Aralık 2010’da Tunus’ta başlayarak, Kuzey Afrika’dan Ortadoğu’ya ve Körfez’e yayılan yönetim karşıtı protesto dalgasına Suriye Mart 2011’de yakalanmıştır. O tarihlerde belki de hiç kimse Esad karşıtı protestolar ve protestolara karşı güvenlik güçlerinin sert tepkisinin ülkeyi iç çatışmaya sürükleyeceğini tahmin etmemiştir.

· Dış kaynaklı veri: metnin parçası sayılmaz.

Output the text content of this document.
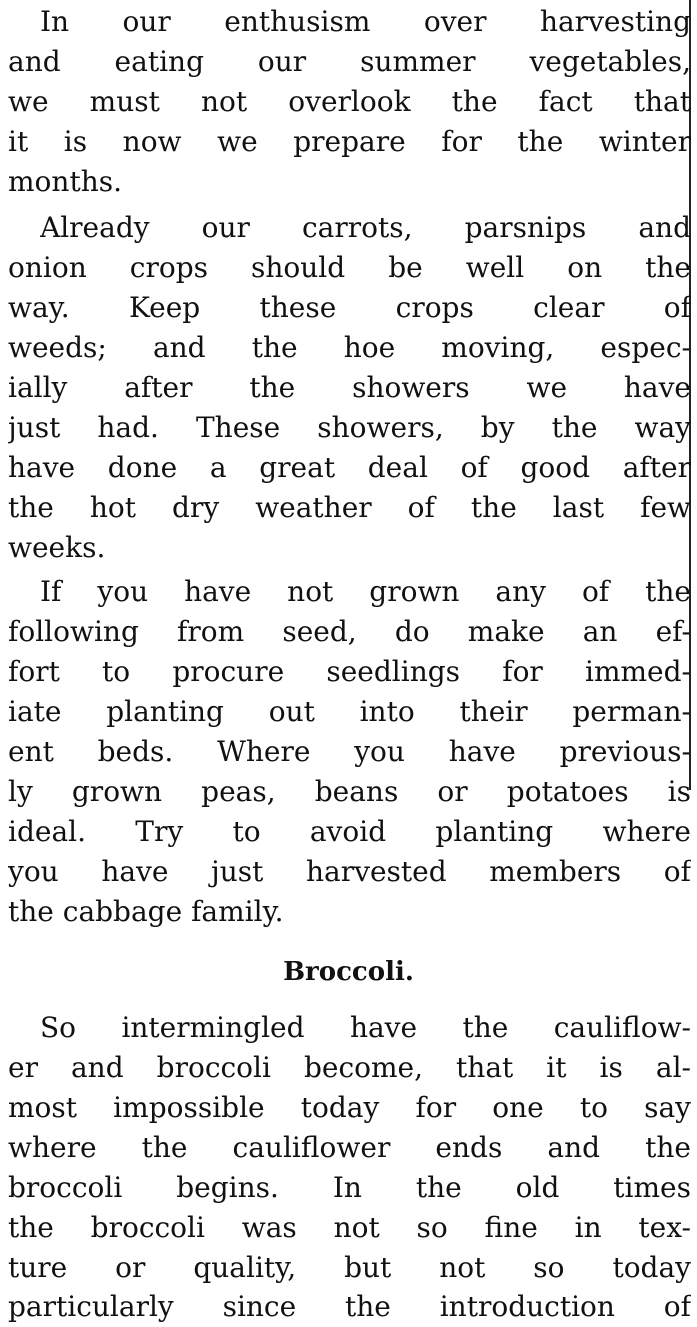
In our enthusism over harvesting
and eating our summer vegetables,
we must not overlook the fact that
it is now we prepare for the winter
months.
Already our carrots, parsnips and
onion crops should be well on the
way. Keep these crops clear of
weeds; and the hoe moving, espec-
ially after the showers we have
just had. These showers, by the way
have done a great deal of good after
the hot dry weather of the last few
weeks.
If you have not grown any of the
following from seed, do make an ef-
fort to procure seedlings for immed-
iate planting out into their perman-
ent beds. Where you have previous-
ly grown peas, beans or potatoes is
ideal. Try to avoid planting where
you have just harvested members of
the cabbage family.
Broccoli.
So intermingled have the cauliflow-
er and broccoli become, that it is al-
most impossible today for one to say
where the cauliflower ends and the
broccoli begins. In the old times
the broccoli was not so fine in tex-
ture or quality, but not so today
particularly since the introduction of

Suriye’deki iç çatışmanın taraflarını Esad rejimi ve rejim karşıtları gibi basit bir denkleme indirgemek mümkün değildir; çok çeşitli fraksiyonlar oluşmuştur ve bu fraksiyonlar sadece Esad’a karşı değil birbirlerine karşı da mücadele etmektedir. Üstelik Suriye’deki iç çatışma da sadece iç çatışma değil, vekâletler savaşıdır. Zira Suriye’de iç çatışma olarak başlayan süreç, bölgesel güç odaklarının, kendi aralarında bölgesel liderlik adına yürüttükleri rekabetin sıcak çatışmaya dönüştüğü sahneye dönmüştür.

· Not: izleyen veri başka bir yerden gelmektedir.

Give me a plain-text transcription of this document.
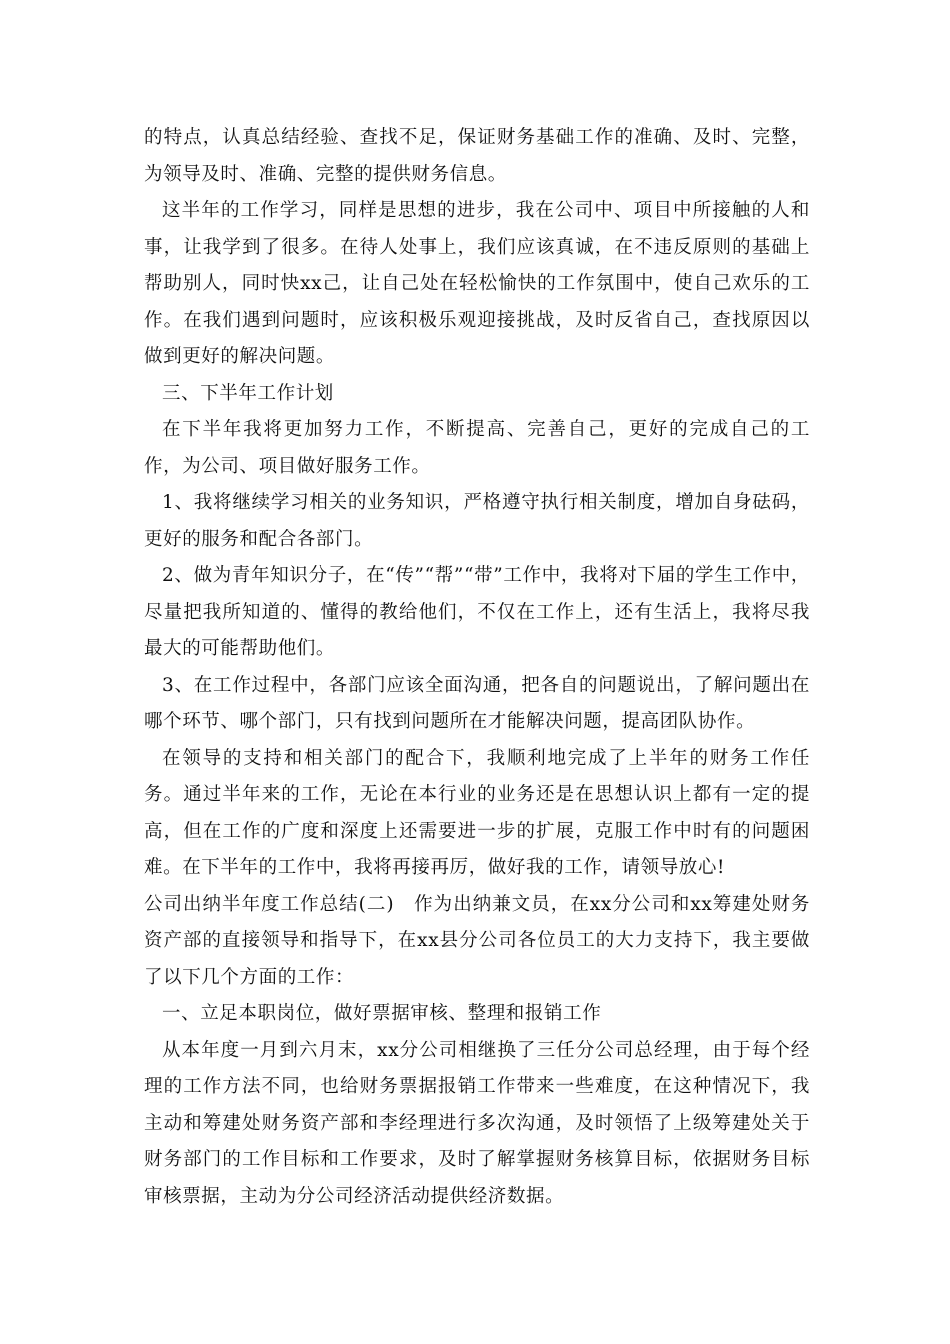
的特点，认真总结经验、查找不足，保证财务基础工作的准确、及时、完整，为领导及时、准确、完整的提供财务信息。

这半年的工作学习，同样是思想的进步，我在公司中、项目中所接触的人和事，让我学到了很多。在待人处事上，我们应该真诚，在不违反原则的基础上帮助别人，同时快xx己，让自己处在轻松愉快的工作氛围中，使自己欢乐的工作。在我们遇到问题时，应该积极乐观迎接挑战，及时反省自己，查找原因以做到更好的解决问题。

三、下半年工作计划

在下半年我将更加努力工作，不断提高、完善自己，更好的完成自己的工作，为公司、项目做好服务工作。

1、我将继续学习相关的业务知识，严格遵守执行相关制度，增加自身砝码，更好的服务和配合各部门。

2、做为青年知识分子，在“传”“帮”“带”工作中，我将对下届的学生工作中，尽量把我所知道的、懂得的教给他们，不仅在工作上，还有生活上，我将尽我最大的可能帮助他们。

3、在工作过程中，各部门应该全面沟通，把各自的问题说出，了解问题出在哪个环节、哪个部门，只有找到问题所在才能解决问题，提高团队协作。

在领导的支持和相关部门的配合下，我顺利地完成了上半年的财务工作任务。通过半年来的工作，无论在本行业的业务还是在思想认识上都有一定的提高，但在工作的广度和深度上还需要进一步的扩展，克服工作中时有的问题困难。在下半年的工作中，我将再接再厉，做好我的工作，请领导放心!

公司出纳半年度工作总结(二)　作为出纳兼文员，在xx分公司和xx筹建处财务资产部的直接领导和指导下，在xx县分公司各位员工的大力支持下，我主要做了以下几个方面的工作：

一、立足本职岗位，做好票据审核、整理和报销工作

从本年度一月到六月末，xx分公司相继换了三任分公司总经理，由于每个经理的工作方法不同，也给财务票据报销工作带来一些难度，在这种情况下，我主动和筹建处财务资产部和李经理进行多次沟通，及时领悟了上级筹建处关于财务部门的工作目标和工作要求，及时了解掌握财务核算目标，依据财务目标审核票据，主动为分公司经济活动提供经济数据。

Bu güç odaklarından biri de İran’dır ve İran ağırlığını kararlılıkla Esad rejiminden yana koymuştur. İran’ın Esad rejimine verdiği desteğin nedenlerini bölgesel ve küresel düzeylerde aramak gerekir. İran’ın Esad’a verdiği desteğin en önemli bölgesel nedeni Sünni-Şii ayrışması kapsamında İran-Suudi Arabistan rekabetidir; bu rekabet nedeniyle İran bölgedeki tek Arap müttefiki olan ve Hizbullah ile arasında köprü niteliği taşıyan Esad rejimini korumak istemektedir. Bu durumu İran’ı Esad’a destek vererek statükoyu koruması ve statükonun bozulmasıyla Suriye’de Sünni, dolayısıyla Suudi Arabistan yanlısı bir iktidarın gelmesini önlemesi olarak yorumlayabiliriz. Dolayısıyla İran’ın Esad’a desteğini Suriye’de “Esad’ı istemekten” çok “Suudi Arabistan’a yakın Sünni hükümet istememek” şeklinde okumak da mümkündür.

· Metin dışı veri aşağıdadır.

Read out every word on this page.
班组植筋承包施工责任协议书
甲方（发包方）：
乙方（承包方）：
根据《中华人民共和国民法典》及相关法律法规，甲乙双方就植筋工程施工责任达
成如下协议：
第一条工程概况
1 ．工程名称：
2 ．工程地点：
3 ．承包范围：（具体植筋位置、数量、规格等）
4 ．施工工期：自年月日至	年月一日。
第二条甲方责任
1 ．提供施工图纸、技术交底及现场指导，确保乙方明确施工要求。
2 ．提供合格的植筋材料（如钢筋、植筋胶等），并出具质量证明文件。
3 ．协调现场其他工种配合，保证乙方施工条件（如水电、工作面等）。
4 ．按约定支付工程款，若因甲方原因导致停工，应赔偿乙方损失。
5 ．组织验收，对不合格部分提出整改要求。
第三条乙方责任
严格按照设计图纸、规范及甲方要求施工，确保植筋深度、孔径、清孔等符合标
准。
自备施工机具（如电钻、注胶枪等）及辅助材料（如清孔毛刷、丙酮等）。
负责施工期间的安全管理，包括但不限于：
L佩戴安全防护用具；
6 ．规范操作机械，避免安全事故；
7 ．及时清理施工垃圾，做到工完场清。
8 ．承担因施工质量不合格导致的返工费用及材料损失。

Küresel düzeydeki neden ise İran-ABD karşıtlığıdır; İran yönetiminin bakış açısıyla ABD Esad rejimini devirmek suretiyle Suriye’yi kontrolü altına almak istemektedir; dolayısıyla Esad rejimine destek olmak ABD’ye karşı da direnmek anlamı taşımaktadır.
İran’ın Suriye’de Sünni ve Suudi Arabistan’a yakın bir yönetim riski karşısında Esad rejimine verdiği destek çeşitli kanallardan gelmektedir.
İran’ın Suriye verdiği destek kanalının ilki, Esad rejiminin güvenlik güçleri ve istihbarat servislerinin eğitilmesidir. Bu eğitim İran Devrim Muhafızları’nın dış operasyonlarından sorumlu Quds Güçleri (IRGC Quds Force) ve aslen iç güvenlikten sorumlu Devrim Muhafızları Kara Güçleri (IRGC Ground Forces) tarafından gerçekleşmektedir. Suriye güvenlik güçleri ve istihbarat servislerinin İran tarafından eğitilmelerinin yanı sıra, Suriye yönetiminin iç çatışmadaki stratejilerinin de İran’ın tavsiyeleri ve eleştirileri doğrultusunda belirlendiği sanılmaktadır. Her iki gücün Suriye’de kullanılması İran’ın etkisinin ulusal sınırlarını ve yakın coğrafyasını ne ölçüde aştığının açık örneğidir.[1]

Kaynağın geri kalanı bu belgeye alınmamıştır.